If you can't even be bothered to read a full quote that was handed to you, you aren't discussing in good faith. You can go ahead and fuck off with your hand wavy non-scientific bullshit. Learn to read a source and provide a proper rebuttal with evidence instead of spamming nonsense.

[–] commie@lemmy.dbzer0.com -2 points 1 year ago

calling me a spambot doesn't change whether i'm right, or you're literate.

[–] commie@lemmy.dbzer0.com -3 points 1 year ago

Learn to read a source and provide a proper rebuttal with evidence instead of spamming nonsense.

[–] commie@lemmy.dbzer0.com -4 points 1 year ago

You can go ahead and fuck off with your hand wavy non-scientific bullshit.
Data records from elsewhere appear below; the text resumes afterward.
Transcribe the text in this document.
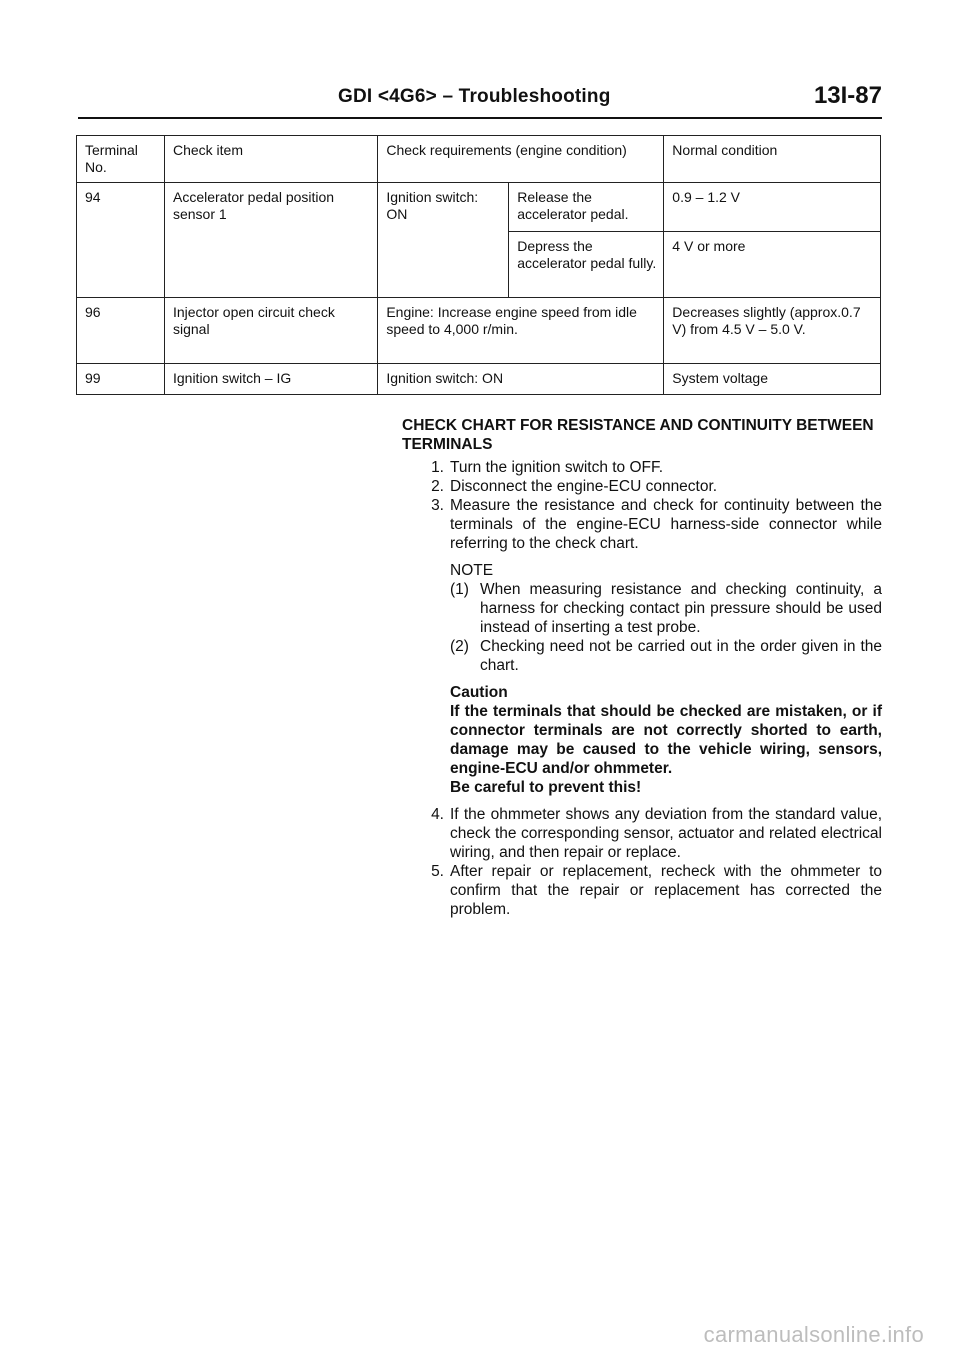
GDI <4G6> – Troubleshooting	13I-87
Terminal No.	Check item	Check requirements (engine condition)		Normal condition
94	Accelerator pedal position sensor 1	Ignition switch: ON	Release the accelerator pedal.	0.9 – 1.2 V
			Depress the accelerator pedal fully.	4 V or more
96	Injector open circuit check signal	Engine: Increase engine speed from idle speed to 4,000 r/min.		Decreases slightly (approx.0.7 V) from 4.5 V – 5.0 V.
99	Ignition switch – IG	Ignition switch: ON		System voltage
CHECK CHART FOR RESISTANCE AND CONTINUITY BETWEEN TERMINALS
1. Turn the ignition switch to OFF.
2. Disconnect the engine-ECU connector.
3. Measure the resistance and check for continuity between the terminals of the engine-ECU harness-side connector while referring to the check chart.
NOTE
(1) When measuring resistance and checking continuity, a harness for checking contact pin pressure should be used instead of inserting a test probe.
(2) Checking need not be carried out in the order given in the chart.
Caution
If the terminals that should be checked are mistaken, or if connector terminals are not correctly shorted to earth, damage may be caused to the vehicle wiring, sensors, engine-ECU and/or ohmmeter.
Be careful to prevent this!
4. If the ohmmeter shows any deviation from the standard value, check the corresponding sensor, actuator and related electrical wiring, and then repair or replace.
5. After repair or replacement, recheck with the ohmmeter to confirm that the repair or replacement has corrected the problem.
carmanualsonline.info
[–] commie@lemmy.dbzer0.com -4 points 1 year ago

this is clearly a bad-faith attempt to avoid the fact that im right: in feeding animals the unwanted parts of our crops, animals actually help conserve water.

[–] RadicalCandour@startrek.website 14 points 1 year ago (1 children)

I’m not sure if this report mentions it but I remember reading recently that we’ve pumped so much ground water out of the earth, it’s affected the tilt of the fucking planet. Man we are a shithole species.

[–] Domille@sh.itjust.works 7 points 1 year ago

We are an invasive species for the entire planet...

[–] gnygnygny@lemm.ee 7 points 1 year ago

Extracting groundwatee in the death valley in order to make a golf is the most insane example

[–] exohuman@programming.dev 5 points 1 year ago (3 children)

We need nuclear power stations all along the coast converting sea water into fresh water.

[–] Pons_Aelius@kbin.social 7 points 1 year ago (1 children)

And a string of nuclear power stations to pump the water where it needs to be...

[–] ivanafterall@kbin.social 5 points 1 year ago* (last edited 1 year ago)

And small nuclear power generators to power all the maintenance cars and trucks.

[–] tgirod@slrpnk.net 2 points 1 year ago

Just to be sure this is sarcasm, right ?

[–] toothpicks@slrpnk.net 1 points 1 year ago

And then we can pour the nuclear waste back into the sea! Just kidding 😂 I'm not anti-nuclear

[–] phoenixz@lemmy.ca 5 points 1 year ago

American companies and local governments implementing unsustainable projects that will only face consequences once they're gone?

They would never!

[–] Sharpiemarker@feddit.de 3 points 1 year ago

There isn't much of one

[–] Anticorp@lemmy.ml -2 points 1 year ago (1 children)

The earth cannot sustain this many people indefinitely.

[–] VikingHippie@lemmy.wtf 1 points 1 year ago

That's not true. The vast majority of water overuse is industrial (including wasteful farm practices) and commercial. Gandhi said it well:

There is enough in this world for every man's need, but not enough for every man's greed.